Scraper Development Skill
Overview
This skill guides you through creating new property scrapers for the brickston-ai competition analysis system.
File Locations
- •Scrapers:
apps/api/app/data/scrapers/ - •Provider Base:
apps/api/app/data/scrapers/providers/ - •Orchestrator:
apps/api/app/data/scrapers/scraper_orchestrator.py - •Factory:
apps/api/app/data/scrapers/scraper_factory.py - •Config:
apps/api/app/core/scraper_config.py
Creating a New Provider
Step 1: Create Provider File
Location: apps/api/app/data/scrapers/providers/<source>_provider.py
python
from typing import List, Optional
import httpx
from app.data.scrapers.providers.base_provider import BaseProvider
from app.data.scrapers.models import ListingData
from httpx import ProxyError
class NewSourceProvider(BaseProvider):
"""Scraper for newsource.com listings."""
SOURCE_NAME = "newsource"
BASE_URL = "https://newsource.com"
async def scrape(self, proxy_url: Optional[str] = None) -> List[ListingData]:
"""Scrape listings from the source."""
listings = []
try:
async with httpx.AsyncClient(proxy=proxy_url, timeout=30.0) as client:
response = await client.get(f"{self.BASE_URL}/api/listings")

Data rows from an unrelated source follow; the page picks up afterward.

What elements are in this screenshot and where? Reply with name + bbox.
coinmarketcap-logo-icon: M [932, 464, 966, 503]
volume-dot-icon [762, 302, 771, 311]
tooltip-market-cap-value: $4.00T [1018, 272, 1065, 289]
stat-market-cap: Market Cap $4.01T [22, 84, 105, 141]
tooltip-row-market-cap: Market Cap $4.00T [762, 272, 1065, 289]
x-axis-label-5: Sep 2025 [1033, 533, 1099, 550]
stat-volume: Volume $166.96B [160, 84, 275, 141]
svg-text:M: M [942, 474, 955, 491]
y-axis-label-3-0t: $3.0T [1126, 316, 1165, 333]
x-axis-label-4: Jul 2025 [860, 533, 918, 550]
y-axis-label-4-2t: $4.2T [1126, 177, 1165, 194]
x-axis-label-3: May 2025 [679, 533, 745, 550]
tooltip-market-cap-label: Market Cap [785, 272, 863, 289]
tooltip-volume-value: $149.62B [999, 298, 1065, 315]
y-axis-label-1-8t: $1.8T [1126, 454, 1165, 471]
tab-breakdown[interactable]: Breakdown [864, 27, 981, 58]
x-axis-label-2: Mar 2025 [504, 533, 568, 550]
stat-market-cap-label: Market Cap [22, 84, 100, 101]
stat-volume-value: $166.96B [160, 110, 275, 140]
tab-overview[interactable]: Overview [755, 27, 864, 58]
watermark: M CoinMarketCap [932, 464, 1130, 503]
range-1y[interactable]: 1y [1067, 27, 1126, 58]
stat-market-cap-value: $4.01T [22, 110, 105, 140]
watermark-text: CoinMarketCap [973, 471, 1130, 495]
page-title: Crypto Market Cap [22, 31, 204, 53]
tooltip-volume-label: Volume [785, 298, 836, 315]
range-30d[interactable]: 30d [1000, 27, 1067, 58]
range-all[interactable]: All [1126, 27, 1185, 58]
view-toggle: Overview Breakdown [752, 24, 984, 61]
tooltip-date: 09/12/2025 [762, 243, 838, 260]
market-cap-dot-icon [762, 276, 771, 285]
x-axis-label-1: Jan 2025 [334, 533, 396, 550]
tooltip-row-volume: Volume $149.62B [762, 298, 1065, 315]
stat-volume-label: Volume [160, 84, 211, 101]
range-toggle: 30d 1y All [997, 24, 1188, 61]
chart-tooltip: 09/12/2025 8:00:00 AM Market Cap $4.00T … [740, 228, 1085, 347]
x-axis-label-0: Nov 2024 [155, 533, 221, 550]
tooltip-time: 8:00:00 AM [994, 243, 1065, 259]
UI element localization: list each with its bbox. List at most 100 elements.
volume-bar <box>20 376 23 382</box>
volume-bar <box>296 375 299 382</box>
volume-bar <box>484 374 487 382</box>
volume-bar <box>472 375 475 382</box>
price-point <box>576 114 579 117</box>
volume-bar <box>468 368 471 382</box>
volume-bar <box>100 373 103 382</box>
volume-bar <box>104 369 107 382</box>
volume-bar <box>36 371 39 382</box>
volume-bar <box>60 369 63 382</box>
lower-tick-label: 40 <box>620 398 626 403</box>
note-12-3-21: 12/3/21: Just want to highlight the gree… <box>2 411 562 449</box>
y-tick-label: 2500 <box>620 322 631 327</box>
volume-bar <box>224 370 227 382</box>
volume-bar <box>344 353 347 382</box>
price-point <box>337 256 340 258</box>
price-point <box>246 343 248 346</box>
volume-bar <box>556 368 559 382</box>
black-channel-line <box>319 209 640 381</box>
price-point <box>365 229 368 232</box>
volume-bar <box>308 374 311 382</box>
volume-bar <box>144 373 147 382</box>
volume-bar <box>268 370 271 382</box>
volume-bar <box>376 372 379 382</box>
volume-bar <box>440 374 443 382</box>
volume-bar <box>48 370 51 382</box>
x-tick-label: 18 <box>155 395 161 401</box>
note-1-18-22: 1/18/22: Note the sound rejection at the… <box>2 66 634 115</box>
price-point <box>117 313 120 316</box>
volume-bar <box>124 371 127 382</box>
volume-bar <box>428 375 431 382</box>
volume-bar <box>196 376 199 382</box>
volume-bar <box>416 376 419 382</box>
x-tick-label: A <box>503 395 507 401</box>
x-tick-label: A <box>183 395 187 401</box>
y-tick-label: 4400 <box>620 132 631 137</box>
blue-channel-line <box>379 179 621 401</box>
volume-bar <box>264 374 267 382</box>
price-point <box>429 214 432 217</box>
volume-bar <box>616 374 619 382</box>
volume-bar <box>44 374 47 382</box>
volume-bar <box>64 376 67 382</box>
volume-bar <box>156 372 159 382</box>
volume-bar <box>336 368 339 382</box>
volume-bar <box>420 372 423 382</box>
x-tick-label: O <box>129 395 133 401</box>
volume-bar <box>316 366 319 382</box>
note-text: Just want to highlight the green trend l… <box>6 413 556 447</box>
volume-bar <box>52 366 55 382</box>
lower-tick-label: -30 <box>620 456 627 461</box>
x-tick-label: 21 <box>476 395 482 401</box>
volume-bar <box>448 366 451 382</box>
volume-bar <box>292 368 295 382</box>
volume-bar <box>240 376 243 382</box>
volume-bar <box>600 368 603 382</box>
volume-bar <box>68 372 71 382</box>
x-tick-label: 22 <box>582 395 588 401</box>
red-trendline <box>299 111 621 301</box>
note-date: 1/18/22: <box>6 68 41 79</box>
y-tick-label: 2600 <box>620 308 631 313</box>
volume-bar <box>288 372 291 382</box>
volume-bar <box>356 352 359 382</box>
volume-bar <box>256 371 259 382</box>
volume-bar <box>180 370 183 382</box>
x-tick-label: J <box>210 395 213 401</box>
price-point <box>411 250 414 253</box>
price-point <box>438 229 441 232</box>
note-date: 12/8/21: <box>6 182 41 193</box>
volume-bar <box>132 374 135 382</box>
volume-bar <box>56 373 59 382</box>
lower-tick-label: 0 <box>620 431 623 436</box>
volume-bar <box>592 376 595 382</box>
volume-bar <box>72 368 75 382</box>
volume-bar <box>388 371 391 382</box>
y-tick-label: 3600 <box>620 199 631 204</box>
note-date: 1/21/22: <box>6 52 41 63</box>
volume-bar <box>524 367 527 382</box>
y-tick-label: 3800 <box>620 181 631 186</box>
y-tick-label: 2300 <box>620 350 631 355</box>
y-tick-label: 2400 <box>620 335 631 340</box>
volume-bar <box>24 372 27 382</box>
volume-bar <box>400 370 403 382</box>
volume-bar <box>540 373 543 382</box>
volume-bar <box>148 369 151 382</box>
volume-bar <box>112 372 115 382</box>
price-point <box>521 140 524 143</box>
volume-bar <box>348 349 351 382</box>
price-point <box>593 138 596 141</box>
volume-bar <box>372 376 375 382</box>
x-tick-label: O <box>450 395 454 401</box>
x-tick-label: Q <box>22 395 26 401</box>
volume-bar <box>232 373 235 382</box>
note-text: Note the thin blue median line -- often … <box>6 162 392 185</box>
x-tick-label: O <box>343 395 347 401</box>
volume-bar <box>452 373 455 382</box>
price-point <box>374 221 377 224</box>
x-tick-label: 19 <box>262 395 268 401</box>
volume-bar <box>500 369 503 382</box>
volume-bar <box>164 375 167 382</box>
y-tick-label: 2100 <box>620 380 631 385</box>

response.raise_for_status()
data = response.json()
for item in data.get("listings", []):
listings.append(self._parse_listing(item))
except ProxyError as e:
# Retry without proxy
self.logger.warning(f"Proxy failed, retrying without: {e}")
return await self.scrape(proxy_url=None)
except Exception as e:
self.logger.error(f"Scrape failed: {e}")
raise
return listings
def _parse_listing(self, raw: dict) -> ListingData:
"""Parse raw listing data into standardized format."""
return ListingData(
source=self.SOURCE_NAME,
external_id=raw.get("id"),
address=raw.get("address"),
city=raw.get("city"),
state=raw.get("state"),
zip_code=raw.get("zip"),
price=raw.get("rent"),
bedrooms=raw.get("beds"),
bathrooms=raw.get("baths"),
sqft=raw.get("sqft"),
url=raw.get("url"),
)
Step 2: Register in Factory
Edit apps/api/app/data/scrapers/scraper_factory.py:
python
from app.data.scrapers.providers.newsource_provider import NewSourceProvider
PROVIDERS = {
# ... existing providers
"newsource": NewSourceProvider,
}
Step 3: Add to Orchestrator (Optional)
If the scraper should run in nightly jobs, add to orchestrator config.
Error Handling Patterns
Proxy Error Recovery
Always implement proxy fallback:
python
except ProxyError as e:
self.logger.warning(f"Proxy failed for {self.SOURCE_NAME}, retrying without proxy")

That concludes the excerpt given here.